Standing in Newgate Street, the presence of Agnes all around, suffusing metal, stone and cloud, Lucy hailed a taxi. ‘Hammersmith,’ she said woozily
2
Anselm left Victor Brionne, knowing he would continue to drink but knowing there was little he could do to hold him back. Victor — he could call him nothing else — had urged Anselm to tell Agnes about Robert. It was a secret that could not be withheld from the little time she had remaining.
Anselm left shortly before 5 p.m. He dropped into a newsagent, drawn by the blaring of a radio from behind a curtain over the back room. He leafed through a paper, waiting for the news on the hour. The shock verdict delivered in the trial led a series of other items, culminating in the shock transfer of a football player. Two shocks, one at either end.

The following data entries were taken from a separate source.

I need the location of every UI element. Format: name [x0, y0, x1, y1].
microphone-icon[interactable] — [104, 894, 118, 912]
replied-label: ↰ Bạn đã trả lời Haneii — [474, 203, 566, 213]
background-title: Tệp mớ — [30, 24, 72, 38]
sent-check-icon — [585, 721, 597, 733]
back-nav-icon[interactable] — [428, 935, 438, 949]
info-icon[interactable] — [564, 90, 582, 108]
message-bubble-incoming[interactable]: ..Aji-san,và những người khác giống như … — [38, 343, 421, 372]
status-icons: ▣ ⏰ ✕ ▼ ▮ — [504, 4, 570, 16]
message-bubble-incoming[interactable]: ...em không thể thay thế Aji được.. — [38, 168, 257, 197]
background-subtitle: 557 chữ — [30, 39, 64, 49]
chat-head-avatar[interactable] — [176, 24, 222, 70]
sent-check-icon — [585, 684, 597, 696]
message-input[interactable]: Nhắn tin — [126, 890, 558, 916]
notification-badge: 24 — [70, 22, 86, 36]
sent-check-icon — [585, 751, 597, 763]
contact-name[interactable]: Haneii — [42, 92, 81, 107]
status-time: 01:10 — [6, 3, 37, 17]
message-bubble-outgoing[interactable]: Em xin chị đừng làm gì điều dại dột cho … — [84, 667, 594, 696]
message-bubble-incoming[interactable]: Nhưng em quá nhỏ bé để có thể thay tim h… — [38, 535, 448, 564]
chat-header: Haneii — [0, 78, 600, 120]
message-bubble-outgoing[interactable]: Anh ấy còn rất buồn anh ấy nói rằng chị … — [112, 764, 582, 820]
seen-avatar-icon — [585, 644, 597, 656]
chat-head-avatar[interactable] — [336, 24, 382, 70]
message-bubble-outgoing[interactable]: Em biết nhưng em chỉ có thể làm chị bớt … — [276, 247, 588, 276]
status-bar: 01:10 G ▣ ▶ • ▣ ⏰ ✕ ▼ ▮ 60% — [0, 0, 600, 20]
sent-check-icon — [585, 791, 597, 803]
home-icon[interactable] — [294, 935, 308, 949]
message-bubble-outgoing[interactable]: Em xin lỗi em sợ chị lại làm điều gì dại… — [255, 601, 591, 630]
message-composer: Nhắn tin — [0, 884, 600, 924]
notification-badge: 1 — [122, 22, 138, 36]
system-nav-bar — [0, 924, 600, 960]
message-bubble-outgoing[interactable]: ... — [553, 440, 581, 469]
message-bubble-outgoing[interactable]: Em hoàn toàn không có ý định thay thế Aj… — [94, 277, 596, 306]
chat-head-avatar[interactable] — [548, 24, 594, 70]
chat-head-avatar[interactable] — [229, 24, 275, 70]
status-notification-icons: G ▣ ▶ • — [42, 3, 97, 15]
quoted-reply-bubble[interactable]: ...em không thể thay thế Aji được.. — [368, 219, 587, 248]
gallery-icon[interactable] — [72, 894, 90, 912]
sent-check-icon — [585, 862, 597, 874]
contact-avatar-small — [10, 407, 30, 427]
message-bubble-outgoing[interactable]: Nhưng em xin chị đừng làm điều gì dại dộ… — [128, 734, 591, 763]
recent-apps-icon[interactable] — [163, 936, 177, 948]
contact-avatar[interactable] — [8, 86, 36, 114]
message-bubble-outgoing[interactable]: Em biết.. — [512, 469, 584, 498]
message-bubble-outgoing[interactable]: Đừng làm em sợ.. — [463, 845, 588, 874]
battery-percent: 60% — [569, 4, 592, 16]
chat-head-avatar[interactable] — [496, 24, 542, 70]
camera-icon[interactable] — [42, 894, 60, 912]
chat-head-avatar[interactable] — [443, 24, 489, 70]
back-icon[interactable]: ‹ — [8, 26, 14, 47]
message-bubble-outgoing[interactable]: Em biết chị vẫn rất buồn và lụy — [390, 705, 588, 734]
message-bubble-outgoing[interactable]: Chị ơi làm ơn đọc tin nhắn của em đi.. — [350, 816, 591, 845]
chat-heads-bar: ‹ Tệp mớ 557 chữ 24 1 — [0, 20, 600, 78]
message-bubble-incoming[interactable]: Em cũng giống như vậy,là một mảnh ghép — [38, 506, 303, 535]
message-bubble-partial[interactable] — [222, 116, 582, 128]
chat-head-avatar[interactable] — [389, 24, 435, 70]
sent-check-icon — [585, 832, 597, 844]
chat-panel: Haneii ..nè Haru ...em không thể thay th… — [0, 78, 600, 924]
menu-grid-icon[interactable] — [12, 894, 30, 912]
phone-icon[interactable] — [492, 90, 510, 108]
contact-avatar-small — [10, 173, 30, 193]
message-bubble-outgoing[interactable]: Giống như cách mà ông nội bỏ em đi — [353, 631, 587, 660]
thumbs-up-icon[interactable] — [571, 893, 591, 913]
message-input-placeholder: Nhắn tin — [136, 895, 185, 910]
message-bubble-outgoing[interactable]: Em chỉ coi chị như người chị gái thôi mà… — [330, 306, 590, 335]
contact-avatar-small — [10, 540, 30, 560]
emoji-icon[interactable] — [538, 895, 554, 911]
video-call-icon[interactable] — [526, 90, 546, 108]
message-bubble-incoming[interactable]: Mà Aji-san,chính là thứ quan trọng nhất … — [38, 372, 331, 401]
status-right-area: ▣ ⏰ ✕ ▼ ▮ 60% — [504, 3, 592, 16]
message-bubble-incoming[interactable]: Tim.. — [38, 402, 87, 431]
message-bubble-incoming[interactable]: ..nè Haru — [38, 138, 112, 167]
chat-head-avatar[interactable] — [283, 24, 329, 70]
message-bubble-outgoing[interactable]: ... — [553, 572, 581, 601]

Anselm walked out, dazed, and looked around. It was a lovely dusty, sunny day and there were children playing in the street.
3
The front door was slightly ajar. Wilma must have popped out. Lucy walked purposefully through to Agnes’ room. She kissed her forehead. It was warm and smooth, scented by baby oil —one of Wilma’s gentle ministrations. Lucy took both of her grandmother’s hands and said, ‘Gran, they’ve set him free. It’s all over.’
For a while Agnes did not respond. Her eyelids blinked slowly. Then her head swung to one side, arching backwards. From her mouth, stretched open, came a thin squealing exhalation of air that Lucy thought would never end.